Yakarsa dünyayı garipler yakar!
Her yeni yıla girerken hoş geldin denir. Yeni dediğimize göre bir de bunun eskisi var demektir. Her yeni biraz da eskimeye yüz tutmuş demektir. Geçen yıl yeni olan bugün eski oldu. 365 gün sonra 2020 de eski olacak. Bu bir devinim aslında…
2000 yılına çifte bayram havasında girmiştik. Hem yeni bir yıla hem de Milenyum çağına. 3. bin yılda insanlık tarihinin geldiği yeni bir çağda yaşamak yani. Savaşların son bulduğu, barışın egemen olduğu, kardeşliğin huzurun geliştiği, doğanın korunduğu yeni bir çağ diye sunuldu. Sonuçta vara vara açmazların, savaşların, doğanın talanının pervasızca sürdüğü limanlara vardık.
Tarihten ve doğadan alınmayan dersler ağır faturalar çıkarır. Sonuçlarını biz hissetmesek de çocuklarımız, torunlarımız çeker. Ne yapmalı? En kabasından bu düzen değişmeli!
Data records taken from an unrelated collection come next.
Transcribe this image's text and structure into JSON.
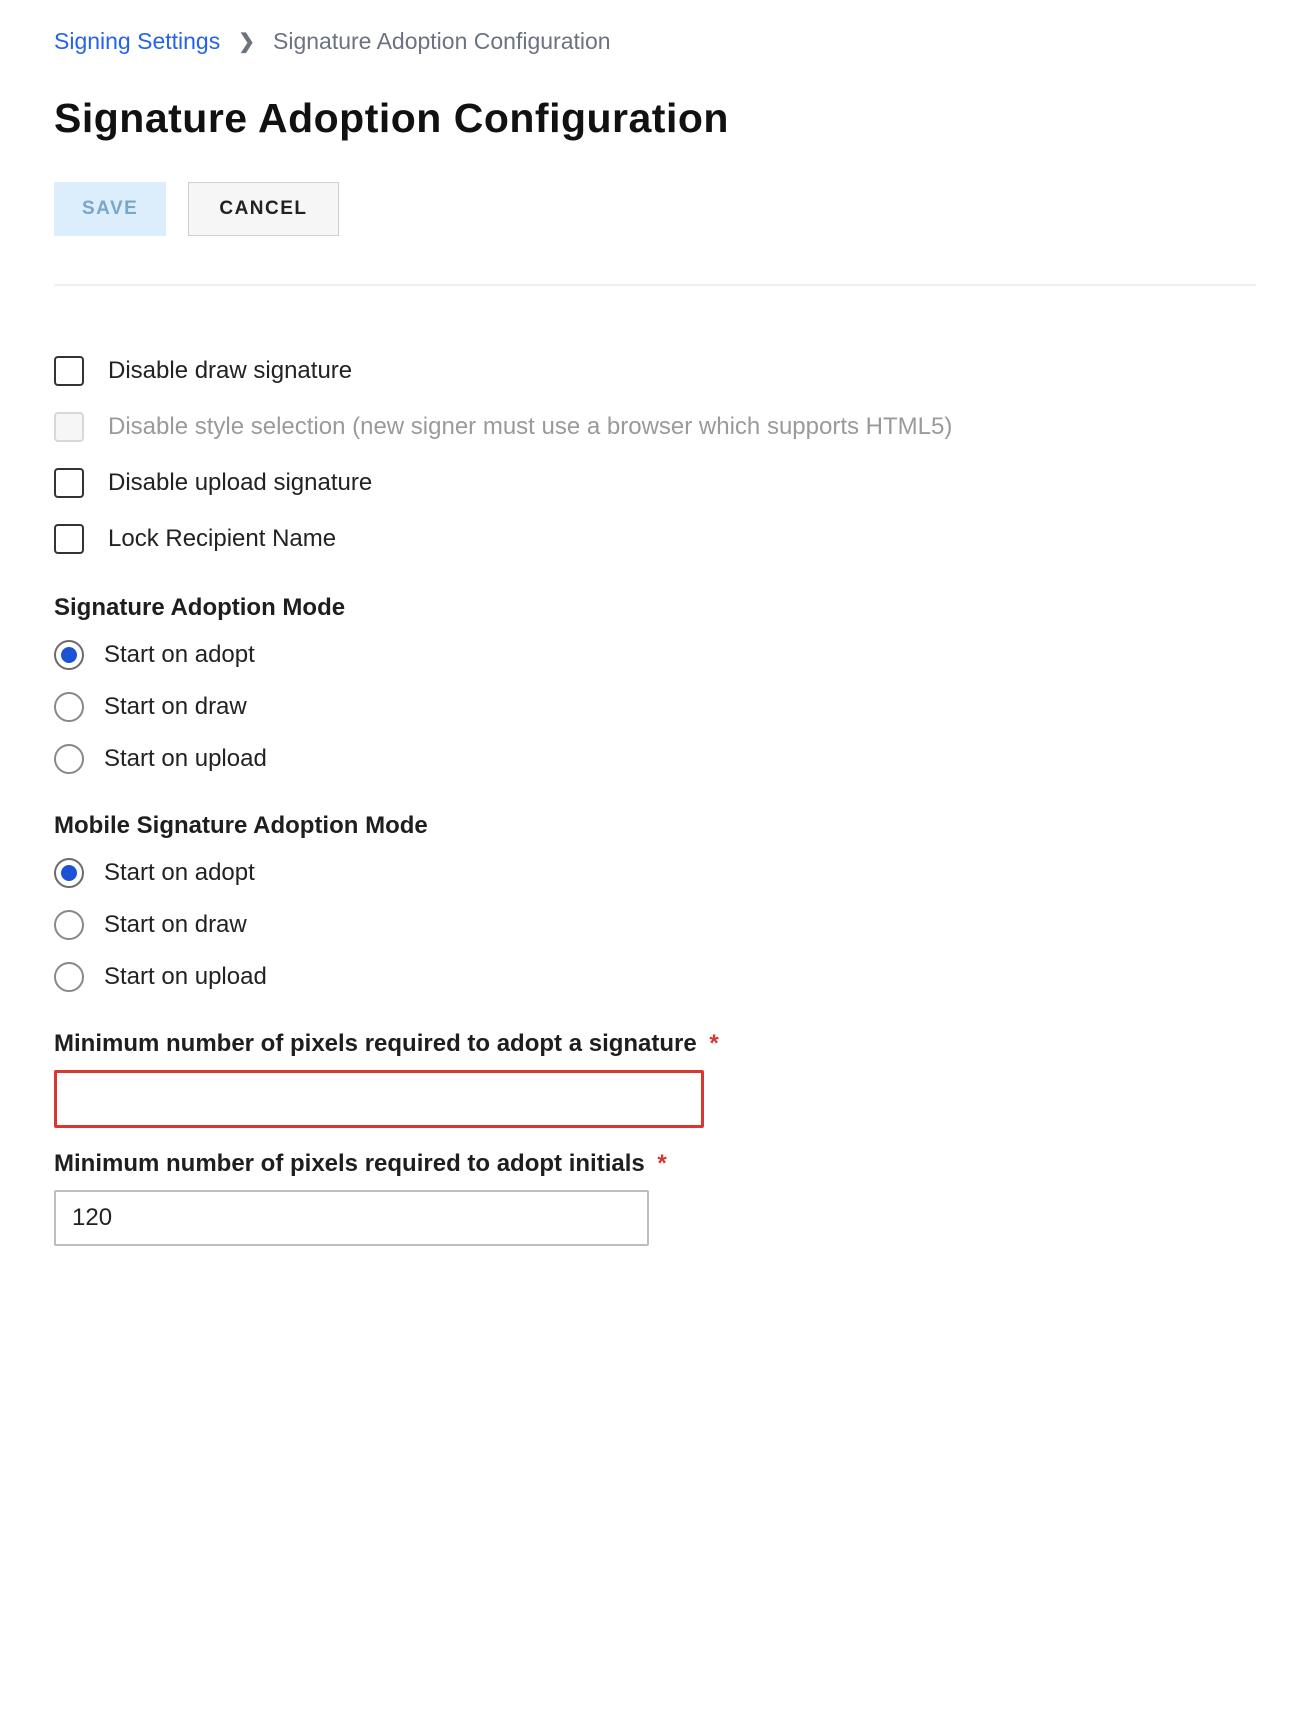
{
  "breadcrumb": {
    "parent": "Signing Settings",
    "current": "Signature Adoption Configuration"
  },
  "title": "Signature Adoption Configuration",
  "buttons": {
    "save": "SAVE",
    "cancel": "CANCEL"
  },
  "checkboxes": {
    "disable_draw": "Disable draw signature",
    "disable_style": "Disable style selection (new signer must use a browser which supports HTML5)",
    "disable_upload": "Disable upload signature",
    "lock_recipient": "Lock Recipient Name"
  },
  "signature_mode": {
    "heading": "Signature Adoption Mode",
    "options": {
      "adopt": "Start on adopt",
      "draw": "Start on draw",
      "upload": "Start on upload"
    }
  },
  "mobile_mode": {
    "heading": "Mobile Signature Adoption Mode",
    "options": {
      "adopt": "Start on adopt",
      "draw": "Start on draw",
      "upload": "Start on upload"
    }
  },
  "fields": {
    "min_pixels_signature": {
      "label": "Minimum number of pixels required to adopt a signature",
      "value": ""
    },
    "min_pixels_initials": {
      "label": "Minimum number of pixels required to adopt initials",
      "value": "120"
    }
  },
  "required_marker": "*"
}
Müslim babanın bir şarkısı vardı. ‘Yakarsa dünyayı, garipler yakar’ diye.
Garipler yakacak sonunda dünyayı, doğrudur. Gerçekte haramileri tepede tuttuklarının farkına vardıklarında. Çünkü garipler olmasa fabrikalar, tarlalar, bilgisayarlar çalışmayacak. Üretim araçlarına sahip olanların dünyaları parçalanacak. Milyonlarca garibin emekleri haramzadeler tarafından kullanılarak paraya çevriliyor. Garipler de karın tokluğuna şans oyunlarına bel bağlayıp ‘ya çıkarsa’ umuduyla yaşıyor. Bilgi en kıymetli hazine. Bilgiyle ve pratikle gelişecek garipler akımı gecekondulardan gelip meydanları zapt ettiğinde fabrikaları, tarlaları kilitlediğinde zannetmeyin ki ülke batacak. O zaman kutlanacak yeni yıllar bayram olacak. Zarar gören, bir avuç azınlığın ve onların iktidar gücü olacaktır.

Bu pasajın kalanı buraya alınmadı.